Four-eyed Fish (Anableps ssp.)
Yet another oddball in the seemingly unending parade of bizarre fish that inhabit brackish water environments, the four-eyed fish's protruding eyes give the animal a froglike appearance. Although not commonly available in the pet trade, this fascinating species is well worth learning about and searching for.
Four-eyed fish are found along coastal areas from southern Mexico to northern South America. Unique among all fish, the eye is divided into two parts by a horizontal band of opaque tissue. The fish spends nearly all of its time at the surface of the water, and positions itself so that this dividing band of tissue is at the interface of the air and water.

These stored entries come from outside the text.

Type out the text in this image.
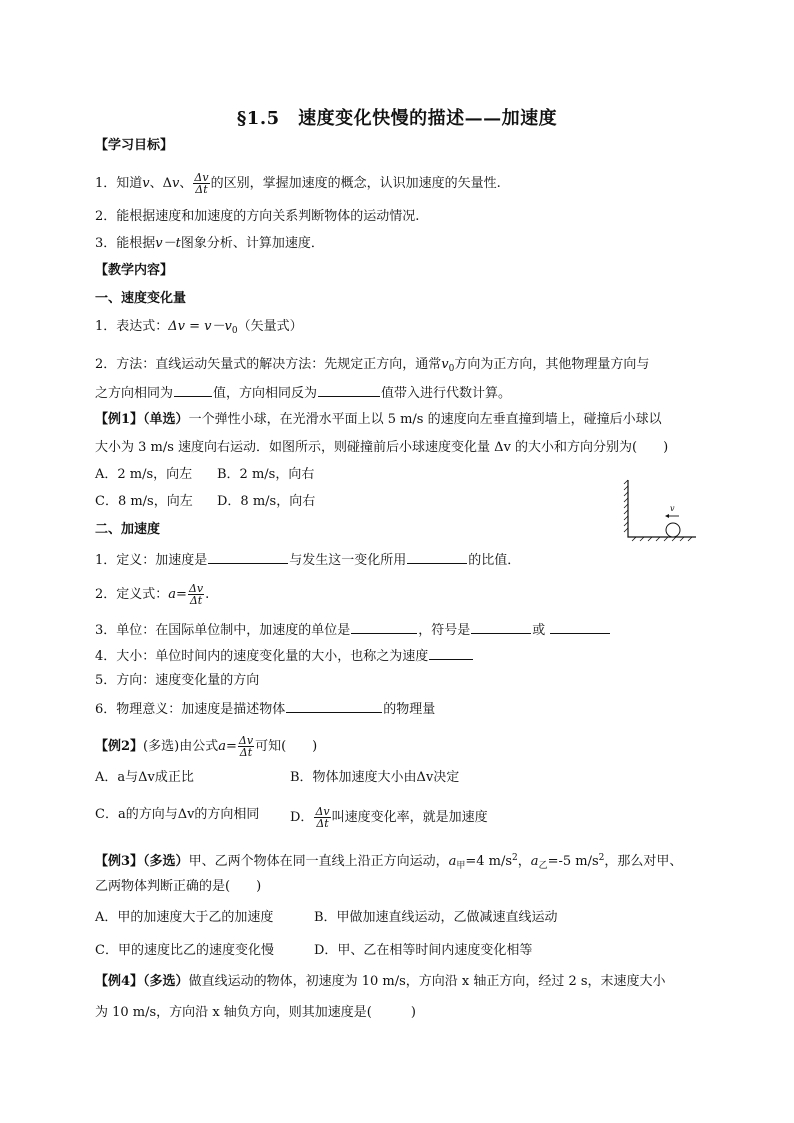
§1.5　速度变化快慢的描述——加速度
【学习目标】
1．知道v、Δv、 $\frac{\Delta v}{\Delta t}$ 的区别，掌握加速度的概念，认识加速度的矢量性.
2．能根据速度和加速度的方向关系判断物体的运动情况.
3．能根据v－t图象分析、计算加速度．
【教学内容】
一、速度变化量
1．表达式：$\Delta v = v-v_0$（矢量式）
2．方法：直线运动矢量式的解决方法：先规定正方向，通常$v_0$方向为正方向，其他物理量方向与
之方向相同为	值，方向相同反为	值带入进行代数计算。
【例1】（单选）一个弹性小球，在光滑水平面上以 5 m/s 的速度向左垂直撞到墙上，碰撞后小球以
大小为 3 m/s 速度向右运动．如图所示，则碰撞前后小球速度变化量 Δv 的大小和方向分别为(　　)
A．2 m/s，向左 B．2 m/s，向右
C．8 m/s，向左 D．8 m/s，向右	v
二、加速度
1．定义：加速度是	与发生这一变化所用	的比值．
2．定义式：$a= \frac{\Delta v}{\Delta t}$ .
3．单位：在国际单位制中，加速度的单位是	，符号是	或
4．大小：单位时间内的速度变化量的大小，也称之为速度
5．方向：速度变化量的方向
6．物理意义：加速度是描述物体	的物理量
【例2】(多选)由公式$a= \frac{\Delta v}{\Delta t}$ 可知(　　)
A．a与Δv成正比	B．物体加速度大小由Δv决定
C．a的方向与Δv的方向相同 D． $\frac{\Delta v}{\Delta t}$ 叫速度变化率，就是加速度
【例3】（多选）甲、乙两个物体在同一直线上沿正方向运动，$a_甲=4$ $m/s^2$，$a_乙=-5$ $m/s^2$，那么对甲、
乙两物体判断正确的是(　　)
A．甲的加速度大于乙的加速度	B．甲做加速直线运动，乙做减速直线运动
C．甲的速度比乙的速度变化慢	D．甲、乙在相等时间内速度变化相等
【例4】（多选）做直线运动的物体，初速度为 10 m/s，方向沿 x 轴正方向，经过 2 s，末速度大小
为 10 m/s，方向沿 x 轴负方向，则其加速度是(　　　)
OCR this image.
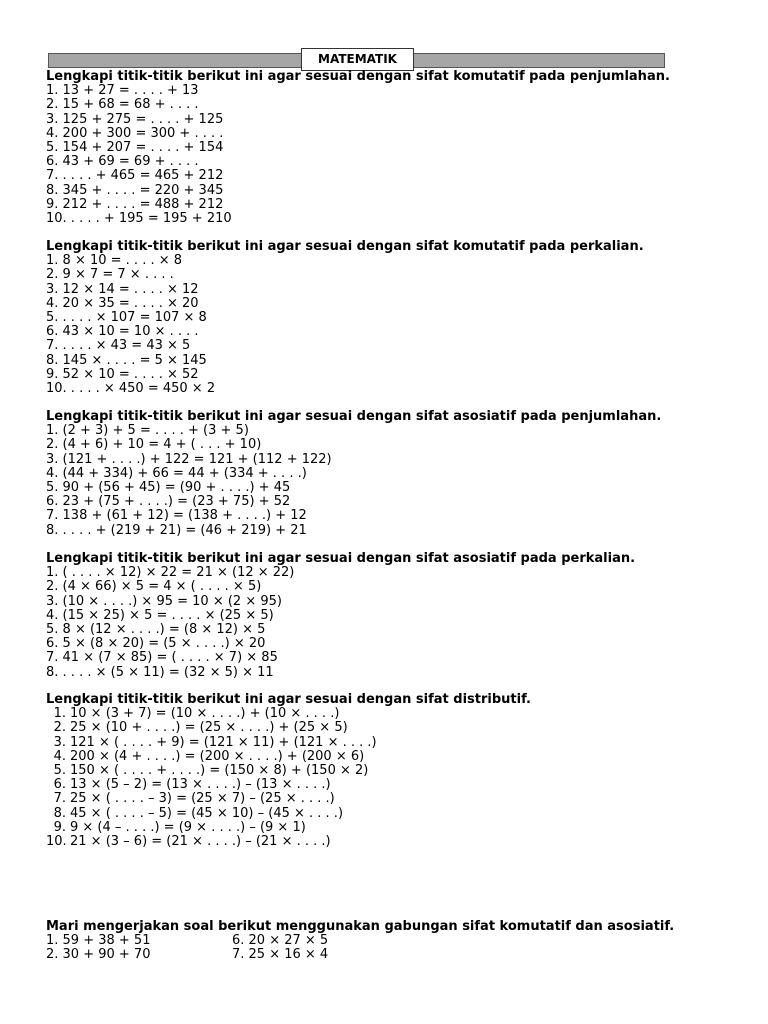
MATEMATIK
Lengkapi titik-titik berikut ini agar sesuai dengan sifat komutatif pada penjumlahan.
1. 13 + 27 = . . . . + 13
2. 15 + 68 = 68 + . . . .
3. 125 + 275 = . . . . + 125
4. 200 + 300 = 300 + . . . .
5. 154 + 207 = . . . . + 154
6. 43 + 69 = 69 + . . . .
7. . . . . + 465 = 465 + 212
8. 345 + . . . . = 220 + 345
9. 212 + . . . . = 488 + 212
10. . . . . + 195 = 195 + 210
Lengkapi titik-titik berikut ini agar sesuai dengan sifat komutatif pada perkalian.
1. 8 × 10 = . . . . × 8
2. 9 × 7 = 7 × . . . .
3. 12 × 14 = . . . . × 12
4. 20 × 35 = . . . . × 20
5. . . . . × 107 = 107 × 8
6. 43 × 10 = 10 × . . . .
7. . . . . × 43 = 43 × 5
8. 145 × . . . . = 5 × 145
9. 52 × 10 = . . . . × 52
10. . . . . × 450 = 450 × 2
Lengkapi titik-titik berikut ini agar sesuai dengan sifat asosiatif pada penjumlahan.
1. (2 + 3) + 5 = . . . . + (3 + 5)
2. (4 + 6) + 10 = 4 + ( . . . + 10)
3. (121 + . . . .) + 122 = 121 + (112 + 122)
4. (44 + 334) + 66 = 44 + (334 + . . . .)
5. 90 + (56 + 45) = (90 + . . . .) + 45
6. 23 + (75 + . . . .) = (23 + 75) + 52
7. 138 + (61 + 12) = (138 + . . . .) + 12
8. . . . . + (219 + 21) = (46 + 219) + 21
Lengkapi titik-titik berikut ini agar sesuai dengan sifat asosiatif pada perkalian.
1. ( . . . . × 12) × 22 = 21 × (12 × 22)
2. (4 × 66) × 5 = 4 × ( . . . . × 5)
3. (10 × . . . .) × 95 = 10 × (2 × 95)
4. (15 × 25) × 5 = . . . . × (25 × 5)
5. 8 × (12 × . . . .) = (8 × 12) × 5
6. 5 × (8 × 20) = (5 × . . . .) × 20
7. 41 × (7 × 85) = ( . . . . × 7) × 85
8. . . . . × (5 × 11) = (32 × 5) × 11
Lengkapi titik-titik berikut ini agar sesuai dengan sifat distributif.
1. 10 × (3 + 7) = (10 × . . . .) + (10 × . . . .)
2. 25 × (10 + . . . .) = (25 × . . . .) + (25 × 5)
3. 121 × ( . . . . + 9) = (121 × 11) + (121 × . . . .)
4. 200 × (4 + . . . .) = (200 × . . . .) + (200 × 6)
5. 150 × ( . . . . + . . . .) = (150 × 8) + (150 × 2)
6. 13 × (5 – 2) = (13 × . . . .) – (13 × . . . .)
7. 25 × ( . . . . – 3) = (25 × 7) – (25 × . . . .)
8. 45 × ( . . . . – 5) = (45 × 10) – (45 × . . . .)
9. 9 × (4 – . . . .) = (9 × . . . .) – (9 × 1)
10. 21 × (3 – 6) = (21 × . . . .) – (21 × . . . .)
Mari mengerjakan soal berikut menggunakan gabungan sifat komutatif dan asosiatif.
1. 59 + 38 + 51	6. 20 × 27 × 5
2. 30 + 90 + 70	7. 25 × 16 × 4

The upper portion of the eye then scans the air for prey and predators, while the lower half does the same below the water.
Four-eyed fish are best maintained in aquariums only partially filled with water. In this manner, you will more easily be able to observe their unique habits and lifestyle.
These fish are always on the move and therefore require an aquarium with a good deal of surface area. They are also quite skittish in captivity, and are prone to injuring themselves when startled. For this reason, foureyed fish should be approached slowly and lights should never be suddenly turned on if the room is in complete darkness.
Four-eyed fish are best maintained alone or with noncompeting species such as mudskippers.
Four-eyed fish have evolved to fit a very specific niche within their environments. In common with many such animals, their dietary requirements are fairly specific. Four-eyed fish definitely prefer live foods such as small shrimp and particularly insects. Some have acclimated to frozen foods, but they seem to thrive best when provided with a more natural diet.